Some tip of which pack to buy.
I usually buy a portable power bank when it has
- Good reviews
- Not much more than $1 per mAh (about $30 for a 30,000mAh pack). Of course, improved packs may be more. For example, if you want one that is able to jump a vehicle, then you will probably have to pay a lot more. A really low price will likely be a rip off. I find some nice sales from time to time though.
- The more capacity it has, the heavier it is. Be careful though, some ripoff products will add weight to simulate a larger battery. You may prefer one or 2 lighter ones that are good enough to cover what you need, over a heavier one with more capacity.
My preferred pack shown above
Of the packs above, I easily like the Romoss pack the best for capacity, price and the fact that it has USB C for both charge and discharge (same slot apparently). I mostly wanted the USB C in case my daughter forgets her phone charger, but it looks like USB C is slowly taking over other products, so might as well start using it now. I actually made a mistake ordering that particular unit, because currently (11/25/2019) it has the same unit but with a nicer display, at a cheaper price, available to Amazon prime members.
Improved pack of what I have. Lower price for prime members as of writing this.
Milliamp hour (mAh)s/Amp hour Ah basics
The most common property of a battery based product that you will see in the description is the mAh. This lets you know how much total current (current over time). Thus Amps per hour. Some math is involved (explained more below), but the main take away is that when battery (packs) have the same voltage and claim a higher mAh (Ah) than another battery (pack), then you can expect it to power the same load longer.

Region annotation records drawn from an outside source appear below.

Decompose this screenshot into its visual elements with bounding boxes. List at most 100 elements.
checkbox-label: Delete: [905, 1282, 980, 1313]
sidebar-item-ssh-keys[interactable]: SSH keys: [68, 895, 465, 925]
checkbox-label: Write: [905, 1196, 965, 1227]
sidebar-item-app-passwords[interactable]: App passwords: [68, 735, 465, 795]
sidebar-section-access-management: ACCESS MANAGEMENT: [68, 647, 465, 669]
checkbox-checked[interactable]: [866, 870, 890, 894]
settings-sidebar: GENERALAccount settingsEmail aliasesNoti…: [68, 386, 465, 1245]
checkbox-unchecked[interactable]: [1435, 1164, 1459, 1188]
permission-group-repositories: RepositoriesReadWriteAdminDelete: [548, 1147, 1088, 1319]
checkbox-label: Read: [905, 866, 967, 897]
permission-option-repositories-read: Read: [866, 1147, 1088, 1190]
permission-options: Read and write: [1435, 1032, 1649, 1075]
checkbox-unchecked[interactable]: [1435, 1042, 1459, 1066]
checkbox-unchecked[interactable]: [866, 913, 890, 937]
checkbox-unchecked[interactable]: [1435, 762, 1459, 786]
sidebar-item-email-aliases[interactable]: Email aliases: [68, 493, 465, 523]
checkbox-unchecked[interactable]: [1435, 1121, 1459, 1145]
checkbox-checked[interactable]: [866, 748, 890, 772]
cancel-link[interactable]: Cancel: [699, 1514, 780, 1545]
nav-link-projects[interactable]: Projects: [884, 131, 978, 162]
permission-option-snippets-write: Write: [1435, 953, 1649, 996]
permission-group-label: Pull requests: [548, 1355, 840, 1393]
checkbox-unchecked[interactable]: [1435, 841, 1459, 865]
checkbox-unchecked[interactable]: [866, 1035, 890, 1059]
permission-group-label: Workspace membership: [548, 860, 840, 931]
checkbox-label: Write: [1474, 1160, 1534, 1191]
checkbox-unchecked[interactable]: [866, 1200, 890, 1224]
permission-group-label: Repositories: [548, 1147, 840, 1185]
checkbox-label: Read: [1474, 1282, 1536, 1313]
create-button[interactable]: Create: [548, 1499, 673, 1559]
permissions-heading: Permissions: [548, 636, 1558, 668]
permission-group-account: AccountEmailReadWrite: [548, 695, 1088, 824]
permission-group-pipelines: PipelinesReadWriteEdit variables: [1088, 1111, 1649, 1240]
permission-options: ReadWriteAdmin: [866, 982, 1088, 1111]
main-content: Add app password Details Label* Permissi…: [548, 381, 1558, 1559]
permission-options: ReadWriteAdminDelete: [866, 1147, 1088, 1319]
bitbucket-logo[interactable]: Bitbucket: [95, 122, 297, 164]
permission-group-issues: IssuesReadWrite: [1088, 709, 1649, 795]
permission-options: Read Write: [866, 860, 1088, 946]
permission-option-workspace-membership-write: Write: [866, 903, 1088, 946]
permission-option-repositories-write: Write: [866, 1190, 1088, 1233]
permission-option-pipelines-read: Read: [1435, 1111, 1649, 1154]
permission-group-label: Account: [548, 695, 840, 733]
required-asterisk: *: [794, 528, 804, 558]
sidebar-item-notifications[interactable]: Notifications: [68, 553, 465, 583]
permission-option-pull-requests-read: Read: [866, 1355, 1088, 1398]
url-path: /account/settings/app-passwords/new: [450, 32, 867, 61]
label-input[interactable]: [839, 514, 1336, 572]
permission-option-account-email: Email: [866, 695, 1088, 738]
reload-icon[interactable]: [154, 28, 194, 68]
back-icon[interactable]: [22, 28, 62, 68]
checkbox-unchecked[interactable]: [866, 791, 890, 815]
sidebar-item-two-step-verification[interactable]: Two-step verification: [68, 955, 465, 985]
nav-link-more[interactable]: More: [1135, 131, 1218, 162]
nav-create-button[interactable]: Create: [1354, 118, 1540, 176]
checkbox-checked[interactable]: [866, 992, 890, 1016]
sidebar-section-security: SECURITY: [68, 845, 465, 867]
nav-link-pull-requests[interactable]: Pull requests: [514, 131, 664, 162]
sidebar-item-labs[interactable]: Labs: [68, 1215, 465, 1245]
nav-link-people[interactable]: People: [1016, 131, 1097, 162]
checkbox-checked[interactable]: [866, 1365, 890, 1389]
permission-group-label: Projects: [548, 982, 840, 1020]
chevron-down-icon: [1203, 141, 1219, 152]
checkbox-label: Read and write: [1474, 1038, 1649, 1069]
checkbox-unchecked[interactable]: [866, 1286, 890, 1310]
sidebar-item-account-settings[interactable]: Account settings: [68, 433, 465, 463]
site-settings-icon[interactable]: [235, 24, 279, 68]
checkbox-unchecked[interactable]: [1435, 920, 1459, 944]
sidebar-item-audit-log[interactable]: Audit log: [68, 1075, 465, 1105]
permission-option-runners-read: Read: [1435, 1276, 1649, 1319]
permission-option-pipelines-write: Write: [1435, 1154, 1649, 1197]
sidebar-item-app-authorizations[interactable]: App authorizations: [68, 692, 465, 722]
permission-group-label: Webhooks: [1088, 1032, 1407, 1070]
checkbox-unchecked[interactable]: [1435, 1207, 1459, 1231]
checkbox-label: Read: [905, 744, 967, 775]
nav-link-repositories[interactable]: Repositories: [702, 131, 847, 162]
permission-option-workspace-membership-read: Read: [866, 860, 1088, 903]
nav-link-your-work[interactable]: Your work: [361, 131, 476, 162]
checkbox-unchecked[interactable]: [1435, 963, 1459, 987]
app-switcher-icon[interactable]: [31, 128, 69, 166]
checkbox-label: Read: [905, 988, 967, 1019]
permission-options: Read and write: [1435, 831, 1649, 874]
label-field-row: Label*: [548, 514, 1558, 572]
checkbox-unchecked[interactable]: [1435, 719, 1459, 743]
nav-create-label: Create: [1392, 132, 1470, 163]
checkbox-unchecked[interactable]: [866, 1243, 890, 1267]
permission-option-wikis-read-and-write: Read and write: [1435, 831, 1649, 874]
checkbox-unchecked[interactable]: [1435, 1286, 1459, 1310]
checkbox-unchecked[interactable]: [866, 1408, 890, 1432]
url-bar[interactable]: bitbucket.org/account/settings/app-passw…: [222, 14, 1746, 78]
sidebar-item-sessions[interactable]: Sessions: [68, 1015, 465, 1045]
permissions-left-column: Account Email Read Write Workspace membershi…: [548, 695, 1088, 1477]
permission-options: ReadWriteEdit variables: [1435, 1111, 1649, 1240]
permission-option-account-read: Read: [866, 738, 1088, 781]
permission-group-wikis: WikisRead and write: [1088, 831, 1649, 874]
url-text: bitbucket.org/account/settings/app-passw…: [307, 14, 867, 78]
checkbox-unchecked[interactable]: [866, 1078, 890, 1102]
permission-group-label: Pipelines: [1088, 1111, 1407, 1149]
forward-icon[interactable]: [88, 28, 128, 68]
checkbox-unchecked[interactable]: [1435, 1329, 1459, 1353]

Some sellers outright lie, or use specific test procedures/calculations, that over state real world conditions. Thus, all I can recommend is to read product reviewed and see how much other people like how long they can power things.
More detailed: Milliamp hour (mAh)/Amp hour (Ah)
The amount of stored power in a battery is given in milliamp hours (mAh) or Amp hours (Ah). a milliamp is one thousandths of an Amp. 1A = 1000mA. So a 10,000 mAh might be referred to as a 10Ah battery pack.
If the unit’s 5V output (not the battery itself, see below) provides 1,000 mAh, then you can power a 5V load that needs 1A of current for an hour. Or you could power a 0.5A load for 2 hours. Etc.
I believe that most, if not all, sellers use the mAh that the battery provides and not the mAh that will be provided by the 5V output of the portable battery pack. This is important because the battery(ies) has/have a lower voltage than the output. A chip steps up the voltage by converting some current into voltage.
Lithium batteries usually have a voltage that ranges from 4.2V while charged to about 3V while discharged. So an average of 3.6V.
To make the math easy, I will use an example of a fictional 2.5V battery being boosted to output 5 volts. Current from the 2.5V battery goes to a booster that steps up the voltage to 5 volts. The 5V is then used to power a load. If the load demands 1A of current from that 5V, then the battery has to provide 2A of current to the voltage booster. Twice the voltage at the output needs twice the current from the battery.
So, in that case. If a 2.5V battery provides an exact 20,000mAh, which is boosted to 5V with no loses (there’s always loses), then the output will actually provide 5V @ 10,000mAh).